Thank you for your patient response. I tried training the network with more epoches (~100). Then I see the problem was not there.

JohnRomanelis commented 1 week ago

Could you try using the TrainCompletion notebook? Use the lines of code from above to set the get_model and try loading the checkpoint I provided instead of training. This experiment should work. If not, let me know so we can find another solution.

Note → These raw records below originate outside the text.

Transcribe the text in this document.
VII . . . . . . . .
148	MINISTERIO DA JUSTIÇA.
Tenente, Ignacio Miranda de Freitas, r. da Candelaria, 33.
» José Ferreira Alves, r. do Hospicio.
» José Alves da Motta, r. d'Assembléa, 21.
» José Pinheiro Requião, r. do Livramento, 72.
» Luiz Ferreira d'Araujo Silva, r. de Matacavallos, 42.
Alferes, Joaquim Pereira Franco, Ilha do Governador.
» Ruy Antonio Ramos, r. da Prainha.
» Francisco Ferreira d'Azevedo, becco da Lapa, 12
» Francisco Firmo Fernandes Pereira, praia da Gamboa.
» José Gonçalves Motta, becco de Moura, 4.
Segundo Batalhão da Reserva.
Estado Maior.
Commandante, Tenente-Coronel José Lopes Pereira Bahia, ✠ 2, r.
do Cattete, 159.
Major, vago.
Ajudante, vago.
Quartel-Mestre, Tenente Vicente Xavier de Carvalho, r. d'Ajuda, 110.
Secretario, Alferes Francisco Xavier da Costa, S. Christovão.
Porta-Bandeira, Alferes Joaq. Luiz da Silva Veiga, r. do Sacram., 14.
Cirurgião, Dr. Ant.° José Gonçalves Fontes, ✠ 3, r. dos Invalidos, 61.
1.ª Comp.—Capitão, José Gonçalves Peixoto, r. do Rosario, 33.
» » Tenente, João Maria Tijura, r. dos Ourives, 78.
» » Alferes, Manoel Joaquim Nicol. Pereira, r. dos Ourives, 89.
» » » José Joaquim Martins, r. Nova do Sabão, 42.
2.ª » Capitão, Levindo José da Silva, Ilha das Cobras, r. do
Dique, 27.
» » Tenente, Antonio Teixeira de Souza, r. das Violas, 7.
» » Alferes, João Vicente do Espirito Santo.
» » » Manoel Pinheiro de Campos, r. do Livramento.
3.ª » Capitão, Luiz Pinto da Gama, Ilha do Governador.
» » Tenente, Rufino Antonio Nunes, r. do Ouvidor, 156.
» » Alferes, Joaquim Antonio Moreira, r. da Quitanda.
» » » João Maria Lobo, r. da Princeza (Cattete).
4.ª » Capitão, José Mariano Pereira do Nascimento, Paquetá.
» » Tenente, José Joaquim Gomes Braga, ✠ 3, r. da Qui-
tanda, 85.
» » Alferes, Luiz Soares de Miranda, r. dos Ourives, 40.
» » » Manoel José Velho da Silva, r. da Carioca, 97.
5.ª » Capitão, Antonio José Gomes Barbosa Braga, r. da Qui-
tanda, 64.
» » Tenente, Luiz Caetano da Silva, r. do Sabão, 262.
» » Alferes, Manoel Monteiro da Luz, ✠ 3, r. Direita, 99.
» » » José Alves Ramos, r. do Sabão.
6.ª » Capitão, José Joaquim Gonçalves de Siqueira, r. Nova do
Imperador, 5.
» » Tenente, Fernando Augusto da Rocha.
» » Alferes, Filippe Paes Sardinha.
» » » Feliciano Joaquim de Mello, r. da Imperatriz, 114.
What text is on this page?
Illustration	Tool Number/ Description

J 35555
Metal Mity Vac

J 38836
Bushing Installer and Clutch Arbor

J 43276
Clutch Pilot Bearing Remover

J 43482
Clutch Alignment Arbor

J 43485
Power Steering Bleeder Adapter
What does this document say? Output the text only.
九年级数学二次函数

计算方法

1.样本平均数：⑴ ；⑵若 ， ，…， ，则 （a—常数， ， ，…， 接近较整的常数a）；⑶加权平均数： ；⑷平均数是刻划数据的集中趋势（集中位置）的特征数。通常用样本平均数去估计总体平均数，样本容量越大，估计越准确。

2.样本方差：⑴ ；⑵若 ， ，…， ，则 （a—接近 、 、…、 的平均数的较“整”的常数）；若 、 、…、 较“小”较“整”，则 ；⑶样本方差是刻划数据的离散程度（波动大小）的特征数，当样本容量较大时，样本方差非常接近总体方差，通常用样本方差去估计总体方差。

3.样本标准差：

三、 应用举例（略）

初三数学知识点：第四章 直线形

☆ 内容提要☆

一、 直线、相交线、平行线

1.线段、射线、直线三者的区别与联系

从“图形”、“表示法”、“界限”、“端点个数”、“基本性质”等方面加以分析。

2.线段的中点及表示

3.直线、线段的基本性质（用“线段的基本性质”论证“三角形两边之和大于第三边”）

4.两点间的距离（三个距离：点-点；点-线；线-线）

jianchaoci commented 1 week ago

I had a quick test. Basiclly, the code works, the checkpoint was loaded successfully for completion. But I found the completion output was not that correct for some part point cloud. Screenshot from 2024-11-14 13-30-02 Screenshot from 2024-11-14 13-31-19 Here is the code for test: %cd /home/jianchao/git_opensource_pro/SPVD/ from models.ddpm_unet_attn import SPVUnet from functools import partial from pclab.learner import from utils.callbacks import from pclab.learner import Callback from functools import partial import torch import torch.nn as nn from utils.completion_schedulers import DDPMSparseCompletionSchedulerGPU from utils.visualization import quick_vis_batch, vis_pc_sphere

def pad(t, np): B, N, F = t.shape padded = torch.zeros(B, np, F).to(t) padded[:, :N, :] = t return padded

get_model = partial(SPVUnet, in_channels=4, voxel_size=0.1, nfs=(32, 64, 128, 256), num_layers=1, attn_chans=8, attn_start=3) model = get_model() model.load_state_dict(torch.load('/home/jianchao/git_opensource_pro/SPVD/CompletionSPVD_S_Chair.pt')['state_dict']) model = model.eval().cuda() sched = DDPMSparseCompletionSchedulerGPU() batch = next(iter(te_dl)) import time pc_batch = batch['input'].F.reshape(32, 2048, 4)[..., :3] mask_batch = batch['mask'] for idx in range(7, 32): pc = pc_batch[idx] print(pc.shape) mask = mask_batch[idx] pc = pc[mask] start = time.time() preds = sched.complete(pc.unsqueeze(0), model, n_points=2048, save_process=False) print(time.time() - start) quick_vis_batch(torch.cat([pad(pc.unsqueeze(0), 2048), preds], dim=0), grid=(2,1), x_offset=6)

JohnRomanelis commented 1 week ago

Could you also check that the data you’re using is properly normalized? You can use the sample data I provided along with the checkpoint to verify this. Also, this is likely not the exact checkpoint used for the paper results, which might explain some differences in performance.